Omba Gallery Exhibits Dozen Shades of Colour

Betsie van Rensburg’s first solo exhibition, A Dozen Shades of Colour is currently running at the Omba Gallery and has been attracting viewers.

The exhibition contains 20 cardboard prints and 50 ceramic pieces designed with beautiful colours and creativity. According to Betsie, she titled her exhibition A Dozen Shades of Colour simply because of different colours she used when painting. She adds that the paintings portray the Namibian wildlife focussing more on expressing the mood and atmosphere of a different situation. “A Dozen Shades of Colour is especially derived from the vibrant colours in my ceramics. Working mainly in stoneware, which limits colours because of the high firing range (1 260°C), I am excited at what I created for this exhibition,” she says.

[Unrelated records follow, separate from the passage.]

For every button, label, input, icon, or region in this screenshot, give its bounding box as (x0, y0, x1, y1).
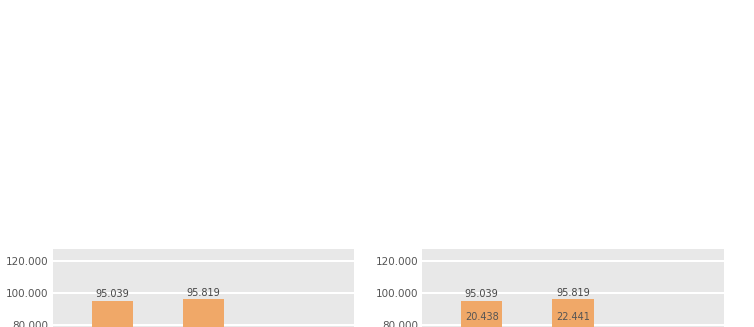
Bar (92, 301, 133, 327)
Bar (553, 300, 593, 327)
Text: 95.039: 95.039 (95, 289, 129, 299)
Text: 20.438: 20.438 (464, 312, 498, 322)
Text: 95.819: 95.819 (556, 287, 590, 298)
Bar (461, 301, 502, 327)
Bar (183, 300, 224, 327)
Text: 95.819: 95.819 (187, 287, 220, 298)
Text: 95.039: 95.039 (464, 289, 498, 299)
Text: 22.441: 22.441 (556, 312, 590, 322)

Betsie was born and grew up in Hartswater in the Republic of South Africa whereby she began her ceramics and painting way back on 1985 in Bloemfontein. In 1993, she came to Namibia with her Namibian born husband and attended her first pottery workshops held by the Potters’ Association of Namibia (PAN). Her hobby only got more direction after moving to Swakopmund in 2004. “It was also then that I attended my painting classes and discovered a love for this art form. The inspiration I derived from the untouched Namibian environment played a role in the realisation of my longstanding dream to change my hobby into work,” she says.

Betsie has been taking part in group exhibitions in Swakopmund and Windhoek for the past years. She also exhibited at the Omaruru Artist Trail in 2012. Betsie is now a full time ceramist and painter, with a great passion in arts.

“I indulge with my hands and emotions into wet clay, throwing on the wheel, building with slabs, decorating in a wide variety of ways, and building up to the excitement of opening the kiln at the end of the whole long process. It is a lonely road, because you work on your own, but I don’t mind because the enjoyment when someone else looks at my work touches it and smiles inwardly on it, is my optimal reward. I can talk endlessly about ceramics, what and how I do what,” she says.

“My paintings are different story. I am much more ‘touchy’ about them because each one takes something of my soul with them. My favourite colour is the evening light and dust created by animals and people. I grew up on a small farm and until this day the evening light, voices of animals and people going to their shelters, smelling the evening fires, hearing the dogs and birds calling before night fall are still very special to me,” she explains.

The exhibition opened last Thursday and runs until September 14.